As countries worldwide open up non-essential travel, lifting travel bans, many of them are only allowing fully vaccinated individuals to enter their country. These measures are inconveniencing students and professionals who have to travel abroad for work or studies.

“A few students, who took their first shot of Covaxin and are expected to start their international studies have approached us saying they are ready to take the risk and get a mixed vaccine dose. We have refused such requests,” said Hiren Ambegaokar, CEO of Surya Hospitals. Ambegaokar said that his hospital has also received similar queries from executives who took Covaxin and are planning to visit the UK and US. These executives now face the prospect of a 14-day quarantine in these countries even though they are fully vaccinated, he added. The choice for them is either quarantine or get vaccinated again.

“Covaxin uses one of the oldest vaccine technologies, but unfortunately, they have not cleared phase 3 clinical trial. Until the manufacturers get the WHO approval, this status is going to remain,” Ambegaokar explained.
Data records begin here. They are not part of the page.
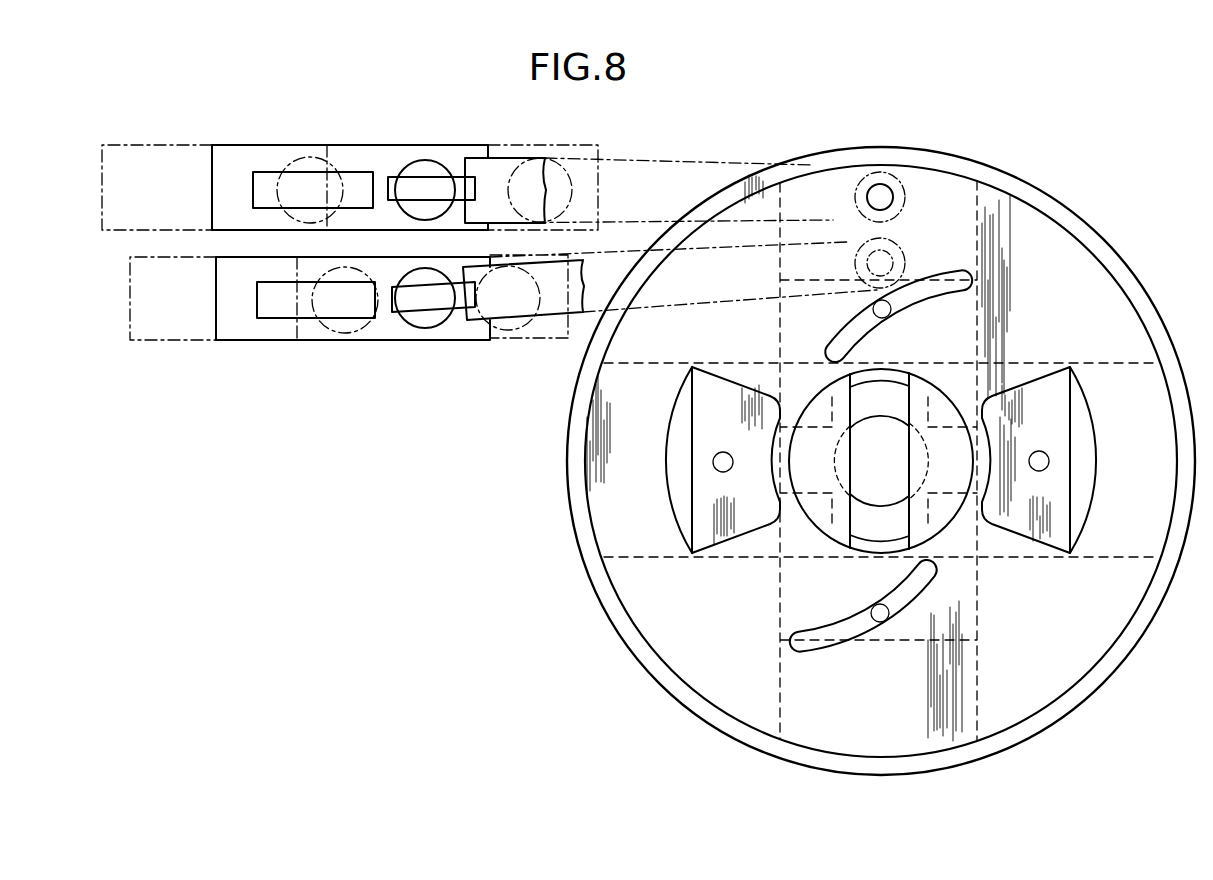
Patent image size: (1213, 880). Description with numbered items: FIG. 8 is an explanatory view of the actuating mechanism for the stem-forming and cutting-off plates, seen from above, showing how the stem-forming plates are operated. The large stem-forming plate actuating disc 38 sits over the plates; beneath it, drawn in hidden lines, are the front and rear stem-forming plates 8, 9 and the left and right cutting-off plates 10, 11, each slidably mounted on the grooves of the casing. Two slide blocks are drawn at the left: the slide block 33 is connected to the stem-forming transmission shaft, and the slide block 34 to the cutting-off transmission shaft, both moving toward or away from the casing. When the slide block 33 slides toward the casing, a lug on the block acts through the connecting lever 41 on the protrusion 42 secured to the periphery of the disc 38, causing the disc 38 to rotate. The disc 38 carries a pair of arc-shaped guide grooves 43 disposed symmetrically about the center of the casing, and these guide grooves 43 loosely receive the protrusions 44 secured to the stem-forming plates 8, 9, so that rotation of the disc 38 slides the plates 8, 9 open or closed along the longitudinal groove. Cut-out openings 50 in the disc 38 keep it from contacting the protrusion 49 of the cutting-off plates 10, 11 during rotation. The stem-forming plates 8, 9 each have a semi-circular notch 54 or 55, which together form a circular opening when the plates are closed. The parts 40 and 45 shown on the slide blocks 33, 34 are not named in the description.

The stem-forming plate 8 is at (958, 630).
The stem-forming plate 9 is at (790, 329).
The cutting-off plate 10 is at (698, 488).
The cutting-off plate 11 is at (1062, 483).
The slide block 33 is at (407, 148).
The slide block 34 is at (374, 322).
The stem-forming plate actuating disc 38 is at (1137, 340).
The roller 40 is at (438, 167).
The connecting lever 41 is at (637, 162).
The protrusion 42 is at (882, 195).
The arc-shaped guide groove 43 is at (853, 627).
The protrusion 44 is at (886, 620).
The roller 45 is at (428, 322).
The protrusion 49 is at (727, 452).
The cut-out opening 50 is at (679, 428).
The semi-circular notch 54 is at (867, 531).
The semi-circular notch 55 is at (888, 383).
Saudi Arabia, the European Union, UK and Israel are among nations that have formally initiated the concept of vaccine passports that considers those who have received two doses of vaccines approved by these countries or the WHO being “immune” to covid-19. Currently, AstraZeneca (including the version made by Serum Institute of India), Pfizer, Moderna, Johnson & Johnson, and Sinovac have received the WHO emergency approval.

Bharat Biotech’s Covaxin vaccine is yet to publish its phase 3 trial data. The company has said that it expects approval from WHO in September.

Out of the 230 million doses of covid vaccines that have been given in India, nearly 30 million have received Covaxin. But going by the norms of travel passports those who have received even 2 doses of Covaxin will be considered “unvaccinated”. An email sent to Bharat Biotech seeking comment remained unanswered.

The EU last month said that it will announce a ‘Digital Green Passport’ that will allow entry of those who have received the last recommended dose of a vaccine that received marketing authorization in the EU or by WHO at least 14 days before arrival. This month the G7 countries will formally put in action a framework for vaccine passports that will allow these countries to open up border restrictions for fully vaccinated individuals. India’s health minister has opposed the concept of a vaccine passport as only those who received (Covishield by Serum Institute) will be considered vaccinated.

Several private hospitals across India are holding special vaccination camps for people who are expected to undertake international travel. These include students, health workers and sportspeople travelling for the Tokyo Olympics. However, looking at travel requirements, the demand for Covaxin for these categories of people is extremely low, said medical professionals who were undertaking vaccination for these groups.